As per a recent research, babies' babbles reflect their own involvement in the language development.
Babbling sounds with consonant-vowel repetitions, such as 'dada,' are common among infants once they reach 8 months old; however, these sounds are not prevalent among infants who have profound hearing loss, that is, until they receive cochlear implants.
Now, University of Missouri research shows that babies' repetitive babbles primarily are motivated by infants' ability to hear themselves. Additionally, infants with profound hearing loss, who received cochlear implants to improve their hearing, soon babbled as often as their hearing peers, allowing them to catch up developmentally.

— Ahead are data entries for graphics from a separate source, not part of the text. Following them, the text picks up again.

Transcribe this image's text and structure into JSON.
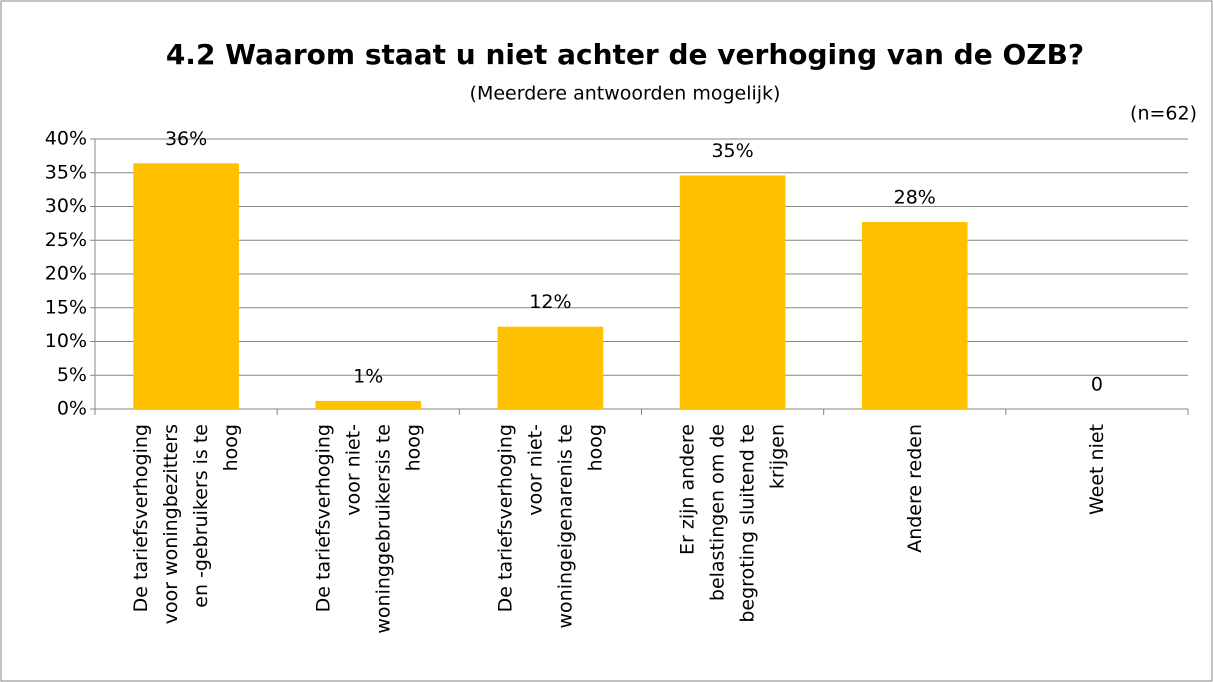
{
  "chart_data": {
    "type": "bar",
    "title": "4.2 Waarom staat u niet achter de verhoging van de OZB?",
    "subtitle": "(Meerdere antwoorden mogelijk)",
    "annotation": "(n=62)",
    "categories": [
      "De tariefsverhoging voor woningbezitters en -gebruikers is te hoog",
      "De tariefsverhoging voor niet-woninggebruikers is te hoog",
      "De tariefsverhoging voor niet-woningeigenaren is te hoog",
      "Er zijn andere belastingen om de begroting sluitend te krijgen",
      "Andere reden",
      "Weet niet"
    ],
    "values": [
      36.4,
      1.2,
      12.2,
      34.6,
      27.7,
      0
    ],
    "value_labels": [
      "36%",
      "1%",
      "12%",
      "35%",
      "28%",
      "0"
    ],
    "color": "#ffc000",
    "ylim": [
      0,
      40
    ],
    "yticks": [
      {
        "value": 0,
        "label": "0%"
      },
      {
        "value": 5,
        "label": "5%"
      },
      {
        "value": 10,
        "label": "10%"
      },
      {
        "value": 15,
        "label": "15%"
      },
      {
        "value": 20,
        "label": "20%"
      },
      {
        "value": 25,
        "label": "25%"
      },
      {
        "value": 30,
        "label": "30%"
      },
      {
        "value": 35,
        "label": "35%"
      },
      {
        "value": 40,
        "label": "40%"
      }
    ],
    "grid": true
  }
}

Hearing is a critical aspect of infants' motivation to make early sounds, said Mary Fagan. The fact that they attend to and learn from their own behaviors, especially in speech, highlights how infants' own experiences help their language, social and cognitive development.
Fagan noted "This research doesn't diminish the importance of the speech that babies hear from others, we know they need to learn from others, but it raises our awareness that infants are not just passive recipients of what others say to them. They are actively engaged in their own developmental process."
The research shows that infants are motivated by hearing the sounds they produce, so these sounds are functional in some way, Fagan said, adding parents who have children with profound hearing loss should be well-informed about cochlear implants before making the decision for their children to get the devices.
"Many parents elect to have their children with profound hearing loss receive cochlear implants, and that's a decision parents alone can make," Fagan said. "Whatever decision the parents make, the data strongly show that if parents are going to choose a cochlear implant, the sooner the better. Studies like mine show how rapidly babies with hearing loss respond to cochlear implants, often minimizing the impact on their speech, language and vocabulary development."
The study appears in Journal of Experimental Child Psychology.